28, 29. a) Pourquoi Jéhovah voulait-il qu’Esther et son peuple se défendent ? b) Pourquoi Esther est-elle un excellent exemple pour nous ?
28 La jeune Esther a porté de bien lourdes responsabilités, comme la préparation de décrets entraînant guerre et extermination. Cela n’a pas dû être facile. Mais pour que la volonté de Jéhovah s’accomplisse, il fallait que son peuple soit protégé. La nation d’Israël devait produire le Messie promis, la seule source d’espoir pour tous les humains (Gen. 22:18). Un heureux changement allait cependant avoir lieu avec la venue du Messie : celui-ci a interdit à ses disciples de prendre les armes (Mat. 26:52).

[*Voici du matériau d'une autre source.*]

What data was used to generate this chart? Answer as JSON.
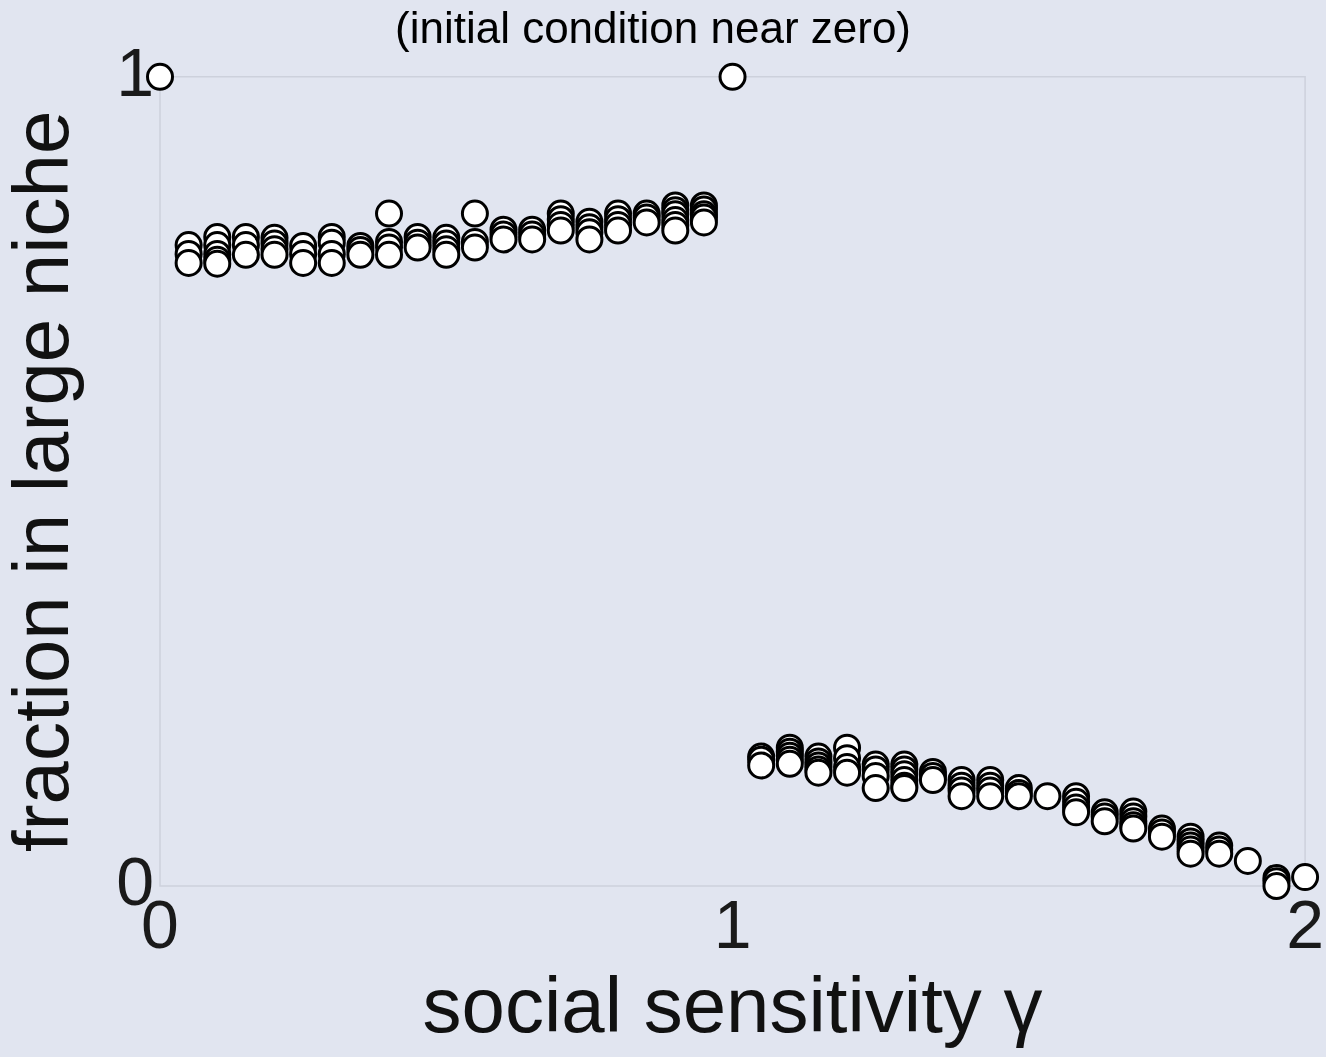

29 Cela dit, nous menons tout de même une guerre : une guerre spirituelle contre Satan, qui est plus déterminé que jamais à nous faire perdre la foi (lire 2 Corinthiens 10:3, 4). Esther nous a laissé un excellent exemple. Imitons sa foi. Agissons avec sagesse et courage, et soyons prêts à nous sacrifier pour nos frères et sœurs.
a Le roi accorde aux Juifs un deuxième jour pour qu’ils viennent à bout de leurs ennemis (Est. 9:12-14). Aujourd’hui encore, les Juifs commémorent cette victoire chaque année au mois d’Adar, qui correspond à février-mars. Cette fête est appelée Pourim. Dans la langue originale, ce mot est le pluriel de pour, qui signifie sort. Le nom de la fête vient des sorts que Hamân a fait jeter lors de sa tentative de génocide.